It may be easy to dismiss a remake of an already very popular (albeit foreign: a dirty word to most North American film distributors, not to mention audiences) adaptation of a best-selling novel whose main character has officially entered into the pop cultural zeitgeist. “But I’ve already seen the Swedish version” remake detractors often say, patting themselves on the back with self-congratulations akin to having gone through a particularly painful dental appointment without anaesthesia.
So let’s just get this out of the way: yes, you’re very impressive for having watched Niels Arden Oplev’s adaptation of Stieg Larsson’s novel (originally titled “Men Who Hate Women”), but you’ll be doing yourself a real disservice if you don’t seek out David Fincher’s version of The Girl With The Dragon Tattoo. It may not be a wholly original take on the material, but it sure is stylish and proves to be entirely satisfying in a cinematic comfort food kind of way.
For those who haven’t already indulged in the pulpy crime story in one form or another: Daniel Craig plays left-wing journalist Mikael Blomkvist, who’s just lost most of his savings and is facing the possible folding of his newsmagazine Millennium after losing a libel case to a slippery captain of industry.
Retreating to the shadows to lick his wounds, Blomkvist is summoned to a bleak, windswept Northern island populated by the Vanger clan, billionaire industrialists who have connections to the Nazis and who all live within a stone’s throw of one another but don’t ever speak.
Henrik Vanger (Christopher Plummer) has never gotten over the disappearance and probable murder of his niece Harriet some 40 years before, due to the fact that every year on his birthday, he receives what he believes to be a gift from Harriet’s killer who he’s convinced is taunting him.
Vanger asks Blomkvist to use his investigative skills to go over the case again; promising to reward him financially and provide information that will help pin down that slippery businessman who ruined Blomkvist’s reputation as a journalist.
Meanwhile back in Stockholm, Lisbeth Salander (Rooney Mara), a sullen and often monosyllabic but unusually gifted computer hacker, has been busy vetting Blomqvist for the Vanger clan.

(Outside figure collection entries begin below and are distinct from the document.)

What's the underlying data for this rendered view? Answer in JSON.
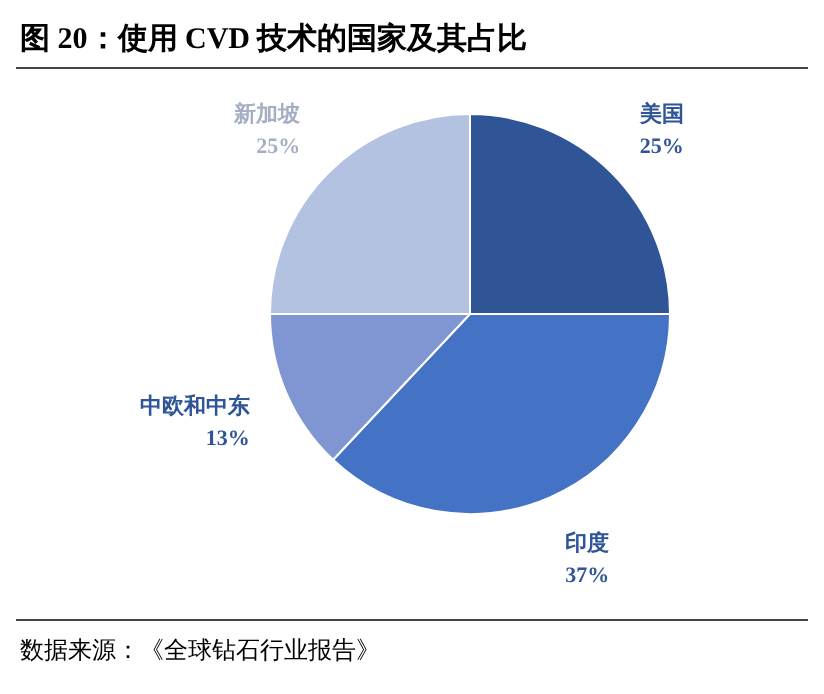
{
  "chart_data": {
    "type": "pie",
    "title": "图 20：使用 CVD 技术的国家及其占比",
    "categories": [
      "美国",
      "印度",
      "中欧和中东",
      "新加坡"
    ],
    "values": [
      25,
      37,
      13,
      25
    ],
    "value_labels": [
      "25%",
      "37%",
      "13%",
      "25%"
    ],
    "colors": [
      "#2f5597",
      "#4472c4",
      "#7f96d2",
      "#b4c2e2"
    ],
    "annotations": [
      "数据来源：《全球钻石行业报告》"
    ]
  }
}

Branded a ward of the state, Lisbeth must make regular appearances before an oily parole officer (Yorick van Wageningen) intent on using his power over her to his own disgusting and nefarious advantage.
When Blomkvist learns that someone’s been electronically tracking his every move, he shows up at Lisbeth’s door and convinces her to help him crack the case. Together they uncover a series of long-unsolved crimes that may be connected to both Harriet’s disappearance and the Vanger family’s monstrous past.

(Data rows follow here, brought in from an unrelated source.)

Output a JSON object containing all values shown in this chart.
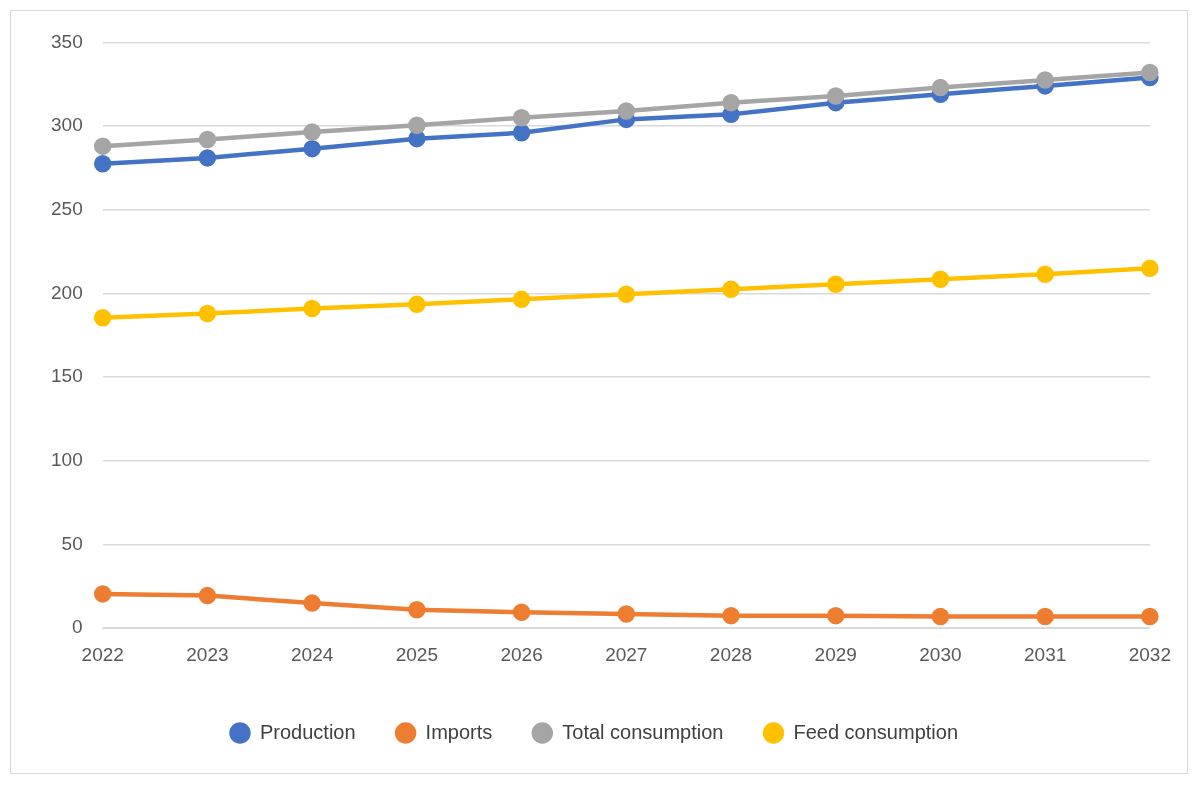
{
  "chart_data": {
    "type": "line",
    "categories": [
      "2022",
      "2023",
      "2024",
      "2025",
      "2026",
      "2027",
      "2028",
      "2029",
      "2030",
      "2031",
      "2032"
    ],
    "series": [
      {
        "name": "Production",
        "color": "#4472c4",
        "values": [
          277.5,
          281,
          286.5,
          292.5,
          296,
          304,
          307,
          314,
          319,
          324,
          329
        ]
      },
      {
        "name": "Imports",
        "color": "#ed7d31",
        "values": [
          20.5,
          19.5,
          15,
          11,
          9.5,
          8.5,
          7.5,
          7.5,
          7,
          7,
          7
        ]
      },
      {
        "name": "Total consumption",
        "color": "#a5a5a5",
        "values": [
          288,
          292,
          296.5,
          300.5,
          305,
          309,
          314,
          318,
          323,
          327.5,
          332
        ]
      },
      {
        "name": "Feed consumption",
        "color": "#ffc000",
        "values": [
          185.5,
          188,
          191,
          193.5,
          196.5,
          199.5,
          202.5,
          205.5,
          208.5,
          211.5,
          215
        ]
      }
    ],
    "ylim": [
      0,
      350
    ],
    "yticks": [
      0,
      50,
      100,
      150,
      200,
      250,
      300,
      350
    ],
    "grid": "y",
    "legend": "bottom",
    "marker": "circle",
    "line_style": "solid"
  }
}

At 2 hours and 40 minutes, there are times when the story’s forward momentum feels plodding (Fincher has added elements from the source material that were absent from Oplev’s version) and at the end of the day, the resolution of the central story comes via the two main characters ploughing though endless old documents and photographs; pretty much the antithesis of dazzling on-screen mystery-solving.
Still, Fincher and screenwriter Steve Zaillian (Moneyball) have managed to create a sleeker, sexier film that feels intense and disturbing in a way that pays perfect homage to Larsson’s grim pulp fiction novel.
Mara puts her own spin on Lisbeth Salander (who was brought so ferociously to life by Noomi Rapace in the Swedish film), choosing to play her as a wounded animal that appears to be vulnerable until she’s backed into a corner. It works especially well in conjunction with Craig’s quietly masculine performance: it’s easy to see why these two misfits would ultimately be drawn to one another.
Fincher’s The Girl With The Dragon Tattoo manages to build on the original film without copying it, reinventing it or ignoring it. He’s made the story more cinematic and sweeping while still maintaining the quiet contemplative tone of the first film.
Even for those who ardently believe that this version’s mere existence is useless, it’s a feat well worth checking out and a filmmaking mystery that fans of the series will unquestionably enjoy attempting to solve for themselves.